Il y avait quatre heures que nous étions en chemin, lorsque je fus subitement éveillé par un accident assez ridicule. Les voituriers s’étant arrêtés un peu de temps pour raccommoder quelque chose, deux ou trois habitants du pays avaient eu la curiosité de regarder ma mine pendant que je dormais; et, s’avançant très doucement jusqu’à mon visage, l’un d’entre eux, capitaine aux gardes, avait mis la pointe aiguë de son esponton bien avant dans ma narine gauche, ce qui me chatouilla le nez, m’éveilla, et me fit éternuer trois fois.
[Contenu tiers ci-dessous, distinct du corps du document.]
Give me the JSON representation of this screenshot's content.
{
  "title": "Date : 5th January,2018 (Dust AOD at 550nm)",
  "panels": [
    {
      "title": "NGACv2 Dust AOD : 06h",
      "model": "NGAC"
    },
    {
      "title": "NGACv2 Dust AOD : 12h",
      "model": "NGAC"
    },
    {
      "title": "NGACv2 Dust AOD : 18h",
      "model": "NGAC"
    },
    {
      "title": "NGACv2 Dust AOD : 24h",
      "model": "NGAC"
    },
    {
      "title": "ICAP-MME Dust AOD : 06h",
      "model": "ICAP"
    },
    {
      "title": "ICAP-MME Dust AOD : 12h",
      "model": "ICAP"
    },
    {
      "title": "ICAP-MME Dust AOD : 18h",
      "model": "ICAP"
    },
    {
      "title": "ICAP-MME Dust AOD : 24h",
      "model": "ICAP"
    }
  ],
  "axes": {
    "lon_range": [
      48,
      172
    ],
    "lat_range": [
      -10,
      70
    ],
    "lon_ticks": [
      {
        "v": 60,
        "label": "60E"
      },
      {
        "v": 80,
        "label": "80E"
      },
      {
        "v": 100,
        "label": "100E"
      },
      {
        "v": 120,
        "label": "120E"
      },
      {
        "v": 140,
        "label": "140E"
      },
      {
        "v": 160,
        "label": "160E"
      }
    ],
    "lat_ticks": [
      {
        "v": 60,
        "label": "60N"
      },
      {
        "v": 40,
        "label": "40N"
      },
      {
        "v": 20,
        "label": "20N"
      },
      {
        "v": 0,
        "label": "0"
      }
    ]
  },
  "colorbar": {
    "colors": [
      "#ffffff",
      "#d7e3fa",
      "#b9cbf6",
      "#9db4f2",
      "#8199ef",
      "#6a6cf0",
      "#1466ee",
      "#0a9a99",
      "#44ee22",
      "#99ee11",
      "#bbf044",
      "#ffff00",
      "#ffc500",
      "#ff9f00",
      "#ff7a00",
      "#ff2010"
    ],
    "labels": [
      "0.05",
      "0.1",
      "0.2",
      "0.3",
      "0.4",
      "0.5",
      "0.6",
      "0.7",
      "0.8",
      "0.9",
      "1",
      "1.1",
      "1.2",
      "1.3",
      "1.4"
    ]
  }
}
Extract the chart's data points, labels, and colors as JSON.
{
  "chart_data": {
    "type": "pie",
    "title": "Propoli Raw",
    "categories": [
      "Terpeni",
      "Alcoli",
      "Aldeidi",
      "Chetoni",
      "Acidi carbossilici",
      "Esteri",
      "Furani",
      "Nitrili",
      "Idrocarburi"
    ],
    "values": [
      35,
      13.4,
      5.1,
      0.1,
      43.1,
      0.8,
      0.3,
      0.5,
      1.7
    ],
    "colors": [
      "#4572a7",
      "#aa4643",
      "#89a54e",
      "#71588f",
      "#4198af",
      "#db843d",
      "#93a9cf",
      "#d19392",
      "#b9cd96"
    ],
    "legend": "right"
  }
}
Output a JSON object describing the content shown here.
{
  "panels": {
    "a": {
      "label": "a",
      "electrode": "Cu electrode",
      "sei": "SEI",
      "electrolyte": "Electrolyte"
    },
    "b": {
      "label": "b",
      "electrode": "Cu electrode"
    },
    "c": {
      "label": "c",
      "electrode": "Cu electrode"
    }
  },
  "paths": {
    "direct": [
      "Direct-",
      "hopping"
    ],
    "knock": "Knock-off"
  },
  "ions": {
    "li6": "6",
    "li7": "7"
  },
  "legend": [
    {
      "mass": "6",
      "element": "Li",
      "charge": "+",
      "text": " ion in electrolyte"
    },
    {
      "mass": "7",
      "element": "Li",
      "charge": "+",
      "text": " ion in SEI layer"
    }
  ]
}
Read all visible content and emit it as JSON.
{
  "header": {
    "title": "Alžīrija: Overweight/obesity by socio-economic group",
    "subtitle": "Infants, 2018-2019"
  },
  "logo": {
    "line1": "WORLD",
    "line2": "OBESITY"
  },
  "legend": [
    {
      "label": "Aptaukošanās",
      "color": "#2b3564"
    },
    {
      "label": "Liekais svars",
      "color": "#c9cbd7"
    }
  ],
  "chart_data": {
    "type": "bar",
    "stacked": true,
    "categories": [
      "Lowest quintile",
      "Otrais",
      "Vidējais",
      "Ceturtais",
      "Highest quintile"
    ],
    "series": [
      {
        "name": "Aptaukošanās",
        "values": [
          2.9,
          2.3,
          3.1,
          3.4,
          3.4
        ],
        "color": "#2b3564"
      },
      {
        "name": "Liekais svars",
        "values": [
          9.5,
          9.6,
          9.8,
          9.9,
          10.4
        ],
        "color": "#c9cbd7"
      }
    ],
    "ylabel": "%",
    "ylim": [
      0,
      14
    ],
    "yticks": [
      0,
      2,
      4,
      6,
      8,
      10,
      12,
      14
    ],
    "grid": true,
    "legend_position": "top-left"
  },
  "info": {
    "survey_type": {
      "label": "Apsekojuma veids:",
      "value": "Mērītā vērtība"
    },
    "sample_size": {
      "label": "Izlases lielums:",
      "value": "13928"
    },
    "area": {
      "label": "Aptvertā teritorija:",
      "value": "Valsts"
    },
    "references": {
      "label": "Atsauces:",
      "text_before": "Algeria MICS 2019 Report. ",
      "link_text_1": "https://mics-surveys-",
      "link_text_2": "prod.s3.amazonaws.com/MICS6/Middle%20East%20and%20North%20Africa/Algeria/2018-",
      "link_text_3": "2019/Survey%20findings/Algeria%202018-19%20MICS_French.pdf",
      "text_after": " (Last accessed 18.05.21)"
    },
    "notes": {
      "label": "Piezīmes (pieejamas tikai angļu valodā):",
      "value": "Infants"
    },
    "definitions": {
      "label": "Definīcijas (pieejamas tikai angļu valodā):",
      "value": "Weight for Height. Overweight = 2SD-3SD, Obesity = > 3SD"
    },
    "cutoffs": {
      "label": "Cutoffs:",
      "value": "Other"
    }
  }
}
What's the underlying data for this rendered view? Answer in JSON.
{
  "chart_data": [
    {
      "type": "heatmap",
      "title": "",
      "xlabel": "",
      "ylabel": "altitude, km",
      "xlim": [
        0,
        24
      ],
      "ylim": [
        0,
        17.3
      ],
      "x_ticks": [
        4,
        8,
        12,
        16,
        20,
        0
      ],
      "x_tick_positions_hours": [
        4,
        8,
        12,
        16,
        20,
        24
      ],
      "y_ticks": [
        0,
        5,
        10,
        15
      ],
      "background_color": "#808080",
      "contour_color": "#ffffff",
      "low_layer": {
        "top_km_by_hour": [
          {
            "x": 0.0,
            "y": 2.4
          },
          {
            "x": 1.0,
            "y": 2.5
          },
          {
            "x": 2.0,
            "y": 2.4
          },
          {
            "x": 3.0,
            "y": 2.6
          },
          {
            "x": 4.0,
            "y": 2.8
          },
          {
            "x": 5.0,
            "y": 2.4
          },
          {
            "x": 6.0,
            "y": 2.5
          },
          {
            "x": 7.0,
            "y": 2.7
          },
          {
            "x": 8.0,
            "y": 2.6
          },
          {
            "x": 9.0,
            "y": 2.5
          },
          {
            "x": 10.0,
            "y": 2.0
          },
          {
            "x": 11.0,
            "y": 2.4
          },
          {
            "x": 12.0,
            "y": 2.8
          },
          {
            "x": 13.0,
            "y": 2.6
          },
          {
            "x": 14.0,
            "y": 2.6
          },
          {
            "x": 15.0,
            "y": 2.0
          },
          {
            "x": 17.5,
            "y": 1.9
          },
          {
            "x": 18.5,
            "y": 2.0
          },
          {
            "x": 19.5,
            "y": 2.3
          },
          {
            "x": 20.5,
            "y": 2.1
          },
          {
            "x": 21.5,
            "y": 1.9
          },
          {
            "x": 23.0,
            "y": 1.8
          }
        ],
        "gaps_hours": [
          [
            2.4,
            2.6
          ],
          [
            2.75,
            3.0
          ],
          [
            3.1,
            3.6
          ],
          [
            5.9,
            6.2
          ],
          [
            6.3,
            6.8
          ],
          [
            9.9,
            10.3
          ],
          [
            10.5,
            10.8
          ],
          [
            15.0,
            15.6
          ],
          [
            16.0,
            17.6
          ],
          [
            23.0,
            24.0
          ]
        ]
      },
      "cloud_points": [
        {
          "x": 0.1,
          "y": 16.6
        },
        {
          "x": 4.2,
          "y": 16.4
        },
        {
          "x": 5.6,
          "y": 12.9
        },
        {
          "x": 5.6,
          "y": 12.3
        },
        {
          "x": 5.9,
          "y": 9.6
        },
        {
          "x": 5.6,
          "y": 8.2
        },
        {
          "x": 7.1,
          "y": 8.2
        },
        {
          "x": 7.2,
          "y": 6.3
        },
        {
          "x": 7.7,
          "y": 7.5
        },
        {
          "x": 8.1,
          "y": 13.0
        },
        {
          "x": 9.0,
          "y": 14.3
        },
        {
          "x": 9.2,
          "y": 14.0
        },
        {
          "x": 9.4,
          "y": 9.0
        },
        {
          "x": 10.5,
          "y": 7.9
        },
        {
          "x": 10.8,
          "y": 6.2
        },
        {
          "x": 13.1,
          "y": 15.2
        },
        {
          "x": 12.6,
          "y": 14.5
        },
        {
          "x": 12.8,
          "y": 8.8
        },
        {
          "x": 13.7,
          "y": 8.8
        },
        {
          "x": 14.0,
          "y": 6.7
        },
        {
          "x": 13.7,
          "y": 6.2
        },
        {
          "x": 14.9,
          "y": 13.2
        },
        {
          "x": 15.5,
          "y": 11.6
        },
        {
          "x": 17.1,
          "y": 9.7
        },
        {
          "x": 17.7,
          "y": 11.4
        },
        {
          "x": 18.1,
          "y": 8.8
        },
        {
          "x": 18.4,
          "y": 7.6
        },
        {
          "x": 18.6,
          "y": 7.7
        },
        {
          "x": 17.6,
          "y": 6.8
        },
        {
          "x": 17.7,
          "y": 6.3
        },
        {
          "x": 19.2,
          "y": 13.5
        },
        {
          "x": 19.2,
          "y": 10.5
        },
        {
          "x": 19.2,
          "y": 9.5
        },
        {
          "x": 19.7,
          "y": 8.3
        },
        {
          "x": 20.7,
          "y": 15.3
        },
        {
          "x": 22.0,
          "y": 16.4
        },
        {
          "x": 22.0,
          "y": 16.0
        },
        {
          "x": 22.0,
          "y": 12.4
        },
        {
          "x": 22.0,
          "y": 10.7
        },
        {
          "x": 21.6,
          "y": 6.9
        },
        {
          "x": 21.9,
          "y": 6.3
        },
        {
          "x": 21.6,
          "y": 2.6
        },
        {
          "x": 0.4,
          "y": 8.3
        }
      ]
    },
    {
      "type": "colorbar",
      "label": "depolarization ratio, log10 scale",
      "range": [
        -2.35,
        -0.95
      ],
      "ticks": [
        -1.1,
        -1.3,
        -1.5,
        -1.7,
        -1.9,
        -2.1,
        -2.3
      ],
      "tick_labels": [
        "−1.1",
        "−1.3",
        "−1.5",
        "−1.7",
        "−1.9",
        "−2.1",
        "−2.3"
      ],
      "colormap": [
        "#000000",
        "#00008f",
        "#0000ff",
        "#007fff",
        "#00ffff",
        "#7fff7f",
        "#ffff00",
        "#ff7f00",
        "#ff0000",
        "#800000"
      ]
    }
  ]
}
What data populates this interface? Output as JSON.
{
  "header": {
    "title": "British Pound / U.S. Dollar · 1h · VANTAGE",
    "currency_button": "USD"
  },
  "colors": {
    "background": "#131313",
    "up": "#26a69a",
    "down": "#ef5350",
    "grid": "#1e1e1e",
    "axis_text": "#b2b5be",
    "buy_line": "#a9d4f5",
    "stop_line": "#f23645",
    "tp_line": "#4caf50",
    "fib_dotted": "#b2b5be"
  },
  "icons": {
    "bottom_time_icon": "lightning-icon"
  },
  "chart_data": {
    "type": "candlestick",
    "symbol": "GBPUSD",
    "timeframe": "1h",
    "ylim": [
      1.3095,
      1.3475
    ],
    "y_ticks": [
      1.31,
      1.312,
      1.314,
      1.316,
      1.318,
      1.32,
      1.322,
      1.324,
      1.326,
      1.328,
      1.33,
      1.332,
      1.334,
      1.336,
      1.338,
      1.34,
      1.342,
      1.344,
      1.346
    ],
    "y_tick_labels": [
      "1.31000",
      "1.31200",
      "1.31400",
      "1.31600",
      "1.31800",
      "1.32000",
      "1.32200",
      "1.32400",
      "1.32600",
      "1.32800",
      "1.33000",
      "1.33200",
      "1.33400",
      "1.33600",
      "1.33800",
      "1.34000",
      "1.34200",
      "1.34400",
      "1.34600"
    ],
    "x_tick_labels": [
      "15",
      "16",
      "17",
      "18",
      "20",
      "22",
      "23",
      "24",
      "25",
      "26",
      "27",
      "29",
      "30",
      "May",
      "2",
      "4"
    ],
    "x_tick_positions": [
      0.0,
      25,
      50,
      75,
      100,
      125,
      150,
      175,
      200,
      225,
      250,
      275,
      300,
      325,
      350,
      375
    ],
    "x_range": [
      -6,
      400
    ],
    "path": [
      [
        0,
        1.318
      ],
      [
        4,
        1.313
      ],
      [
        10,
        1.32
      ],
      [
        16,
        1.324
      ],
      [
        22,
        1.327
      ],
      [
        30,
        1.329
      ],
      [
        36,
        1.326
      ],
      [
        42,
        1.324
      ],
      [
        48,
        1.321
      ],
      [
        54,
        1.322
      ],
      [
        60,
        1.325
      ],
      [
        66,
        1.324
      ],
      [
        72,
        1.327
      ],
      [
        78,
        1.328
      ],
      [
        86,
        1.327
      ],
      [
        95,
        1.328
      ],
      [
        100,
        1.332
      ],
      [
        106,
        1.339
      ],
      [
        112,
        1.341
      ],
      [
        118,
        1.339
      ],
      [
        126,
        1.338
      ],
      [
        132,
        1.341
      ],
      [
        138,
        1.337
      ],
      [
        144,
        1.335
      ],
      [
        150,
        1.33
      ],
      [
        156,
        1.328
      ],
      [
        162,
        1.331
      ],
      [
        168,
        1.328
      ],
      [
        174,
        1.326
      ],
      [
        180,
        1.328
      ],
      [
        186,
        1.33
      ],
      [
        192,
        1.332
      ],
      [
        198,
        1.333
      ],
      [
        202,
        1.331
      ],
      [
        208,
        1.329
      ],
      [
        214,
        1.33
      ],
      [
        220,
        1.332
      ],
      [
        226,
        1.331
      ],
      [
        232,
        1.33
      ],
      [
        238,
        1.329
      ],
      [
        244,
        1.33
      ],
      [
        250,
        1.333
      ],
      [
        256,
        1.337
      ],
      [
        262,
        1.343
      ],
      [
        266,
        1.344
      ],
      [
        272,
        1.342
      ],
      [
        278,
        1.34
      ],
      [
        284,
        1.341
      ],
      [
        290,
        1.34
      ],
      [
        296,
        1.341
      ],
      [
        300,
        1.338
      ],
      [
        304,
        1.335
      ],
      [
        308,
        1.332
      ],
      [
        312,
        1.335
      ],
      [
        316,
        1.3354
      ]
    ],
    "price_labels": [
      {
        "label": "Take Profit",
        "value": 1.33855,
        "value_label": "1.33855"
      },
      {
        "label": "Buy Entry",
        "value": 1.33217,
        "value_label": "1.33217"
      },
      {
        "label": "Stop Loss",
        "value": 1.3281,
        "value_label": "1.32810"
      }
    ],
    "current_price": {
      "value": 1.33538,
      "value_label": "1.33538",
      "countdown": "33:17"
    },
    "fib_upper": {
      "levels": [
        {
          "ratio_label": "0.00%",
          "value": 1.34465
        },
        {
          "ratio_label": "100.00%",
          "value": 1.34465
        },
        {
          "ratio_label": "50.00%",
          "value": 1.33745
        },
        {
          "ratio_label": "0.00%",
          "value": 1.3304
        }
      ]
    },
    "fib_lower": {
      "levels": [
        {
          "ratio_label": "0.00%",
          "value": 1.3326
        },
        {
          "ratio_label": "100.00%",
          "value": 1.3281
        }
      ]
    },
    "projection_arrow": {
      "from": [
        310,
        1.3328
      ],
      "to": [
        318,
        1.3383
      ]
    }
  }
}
Nous fîmes une grande marche le reste de ce jour-là, et nous campâmes la nuit avec cinq cents gardes, une moitié avec des flambeaux, et l’autre avec des arcs et des flèches, prête à tirer si j’eusse essayé de me remuer. Le lendemain au lever du soleil, nous continuâmes notre voyage, et nous arrivâmes sur le midi à cent toises des portes de la ville. L’empereur et toute la cour sortirent pour nous voir; mais les grands officiers ne voulurent jamais consentir que Sa Majesté hasardât sa personne en montant sur mon corps, comme plusieurs autres avaient osé faire.

À l’endroit où la voiture s’arrêta, il y avait un temple ancien, estimé le plus grand de tout le royaume, lequel, ayant été souillé quelques années auparavant par un meurtre, était, selon la prévention de ces peuples, regardé comme profane, et, pour cette raison, employé à divers usages. Il fut résolu que je serais logé dans ce vaste édifice. La grande porte, regardant le nord, était environ de quatre pieds de haut, et presque de deux pieds de large; de chaque côté de la porte, il y avait une petite fenêtre élevée de six pouces. À celle qui était du côté gauche, les serruriers du roi attachèrent quatre-vingt-onze chaînes, semblables à celles qui sont attachées à la montre d’une dame d’Europe, et presque aussi larges; elles furent par l’autre bout attachées à ma jambe gauche avec trente-six cadenas. Vis-à-vis de ce temple, de l’autre côté du grand chemin, à la distance de vingt pieds, il y avait une tour d’au moins cinq pieds de haut; c’était là que le roi devait monter avec plusieurs des principaux seigneurs de sa cour pour avoir la commodité de me regarder à son aise. On compte qu’il y eut plus de cent mille habitants qui sortirent de la ville, attirés par la curiosité, et, malgré mes gardes, je crois qu’il n’y aurait pas eu moins de dix mille hommes qui, à différentes fois, auraient monté sur mon corps par des échelles, si on n’eût publié un arrêt du conseil d’État pour le défendre. On ne peut s’imaginer le bruit et l’étonnement du peuple quand il me vit debout et me promener: les chaînes qui tenaient mon pied gauche étaient environ de six pieds de long, et me donnaient la liberté d’aller et de venir dans un demi-cercle.